Reviewed on March 25, 2011
by Anna Rosensweig
When he comes back some months later it is under very different circumstances: Sergius and Raina’s father have both returned since peace has been declared between Serbia and Bulgaria. These well-situated Bulgarians learn that their mystery man is Captain Bluntschli, a Swiss officer, who had fought with the Serbians as a mercenary. His sheer pragmatism contrasts sharply with the idealized notions of love, honor, and country that the Petkoffs and the Saranoffs hold so dear.
The Guthrie’s production of Arms and the Man, directed by Ethan McSweeny, is most successful when it plays up this contrast to great comic effect. Crackling with wit, Shaw’s text hilariously exposes the artifice involved in the arts of war and love. For example, Catherine Petkoff, played deftly by Katie Eifrig, complains that she’ll have to get used to not hating the Serbians and their allies. “Welcome our friend, the enemy,” she says when her husband, Major Petkoff (Peter Michael Goetz), urges her to make Captain Bluntschli (Jim Lichtscheidl) feel welcome. The production also succeeds with its physical comedy, under the restrained and effective direction of the Guthrie’s movement director Marcela Lorca. Faces contort to illustrate the difference between how a character feels and how he or she should feel. Arms flail and legs bend into exaggerated poses that highlight the rigors and absurdities of social grace and custom. Michael Schnatz as Sergius is particularly good in this respect, as are Lichtscheidl and Eifrig. Set designs by Walt Spangler offer an apt visual counterpoint that works in the favor of this light comedy, from a massive floral vine that might have emerged from Jim Henson’s hothouse to an overabundance of large-game trophy heads suspended ingeniously to mark the invisible walls of the library. In addition, the costumes (designed by Murell Horton), are at once hilarious and gorgeous.

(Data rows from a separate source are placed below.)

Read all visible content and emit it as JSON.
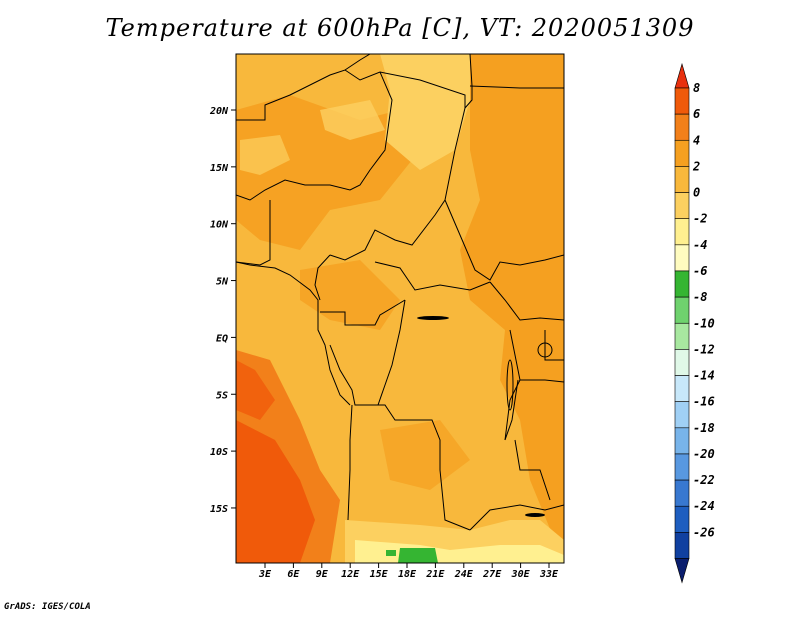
{
  "title": "Temperature at 600hPa [C], VT: 2020051309",
  "credit": "GrADS: IGES/COLA",
  "map": {
    "lat_ticks": [
      "20N",
      "15N",
      "10N",
      "5N",
      "EQ",
      "5S",
      "10S",
      "15S"
    ],
    "lon_ticks": [
      "3E",
      "6E",
      "9E",
      "12E",
      "15E",
      "18E",
      "21E",
      "24E",
      "27E",
      "30E",
      "33E"
    ]
  },
  "colorbar": {
    "labels": [
      "8",
      "6",
      "4",
      "2",
      "0",
      "-2",
      "-4",
      "-6",
      "-8",
      "-10",
      "-12",
      "-14",
      "-16",
      "-18",
      "-20",
      "-22",
      "-24",
      "-26"
    ],
    "colors": [
      "#e8300f",
      "#f05a0a",
      "#f2801a",
      "#f5a020",
      "#f8b83c",
      "#fcd060",
      "#fff090",
      "#fffcc0",
      "#35b532",
      "#6fd26e",
      "#a8e8a0",
      "#e0f8e8",
      "#c8e8fa",
      "#a0d0f5",
      "#78b4ea",
      "#5898e0",
      "#3878d0",
      "#1e5ec0",
      "#1040a0",
      "#0a1e6e"
    ]
  }
}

When the production backs away from these comedic elements, it falters. The moments that dampen the wit and lack visual gags make Shaw’s drama seem less like a satire and more like a sermon. Many of the exchanges between Raina’s maid Louka (Summer Hagen) and the Petkoffs’ servant Nicola (J.C. Cutler) fall flat. The two are engaged, but whereas Nicola accepts his current station and aspires only to one day be a shopkeeper, Louka longs for social advancement and claims to lack “the heart of a servant.” The contrast between their attitudes and the strain it puts on their relationship comes across as heavy handed in part because its comedic potential remains untapped.
One of the difficulties in carrying off these scenes is that Louka and Nicola’s characters share no romantic spark. They may be socially well-matched, but Louka’s heart isn’t in it. Likewise, Raina (Mariko Nakasone) and Sergius theoretically form a perfect couple. Not only do they come from the most prominent families in Bulgaria but they are both equally (and often quite funnily) demonstrative of their good fortune and position. But a huge deficit exists between their professions of “higher love” for each other and their actual feelings. By the end of the play, new matches are made. And yet these new matches – which presumably conform less to social convention and more to true affection – also fail to convince in the Guthrie’s production because the couples formed fail to project much chemistry or desire. As a result the new matches ring just as hollow as the old, which undercuts the drama’s critiques of the outmoded rules of courtship and the strictures of idealized, romantic love.
The production more successfully highlights the anxiety of ideals when treating patriotism and bourgeois advancement. An interlude between the first and second acts features the Petkoff family and servants singing their national anthem while raising a Bulgarian flag. The booming major chords of the song match perfectly with their fervent devotion to the flag. But when the gramophone abruptly winds down in the middle of a chorus, they stop singing, unsure of what to do. It is only after Nicola winds the device back up that their homage to their flag can continue. The interlude does an excellent job of showing how patriotism can simultaneously be deeply felt and thoroughly contrived.
Other strains of this very careful attention to the everyday habits of class and nation are more subtle but worth remarking, and this production had a full complement of behind-the-scenes talent to help, including speech coaches Wendy Waterman and Erika Bailey. A sort of plain speech underscores the uncontrived manner of Lichtscheidl’s Captain Bluntschli and helps him to become such an effective straight man in this comedy. His vocal understatement is in no way reminiscent of the typical Swiss sing-song goatherd caricature often made of this character, and thus contrasts very well with the overwrought diction of Raina and Sergius, or of Major Petkoff’s blustery patrician mumbling. While it’s certainly not necessary that every play have something serious to say about the world, this production worked best when it allowed the actors to work a careful craft of voice and body, and not be overshadowed by either the weight of class consciousness or the enormity of the Guthrie’s production values.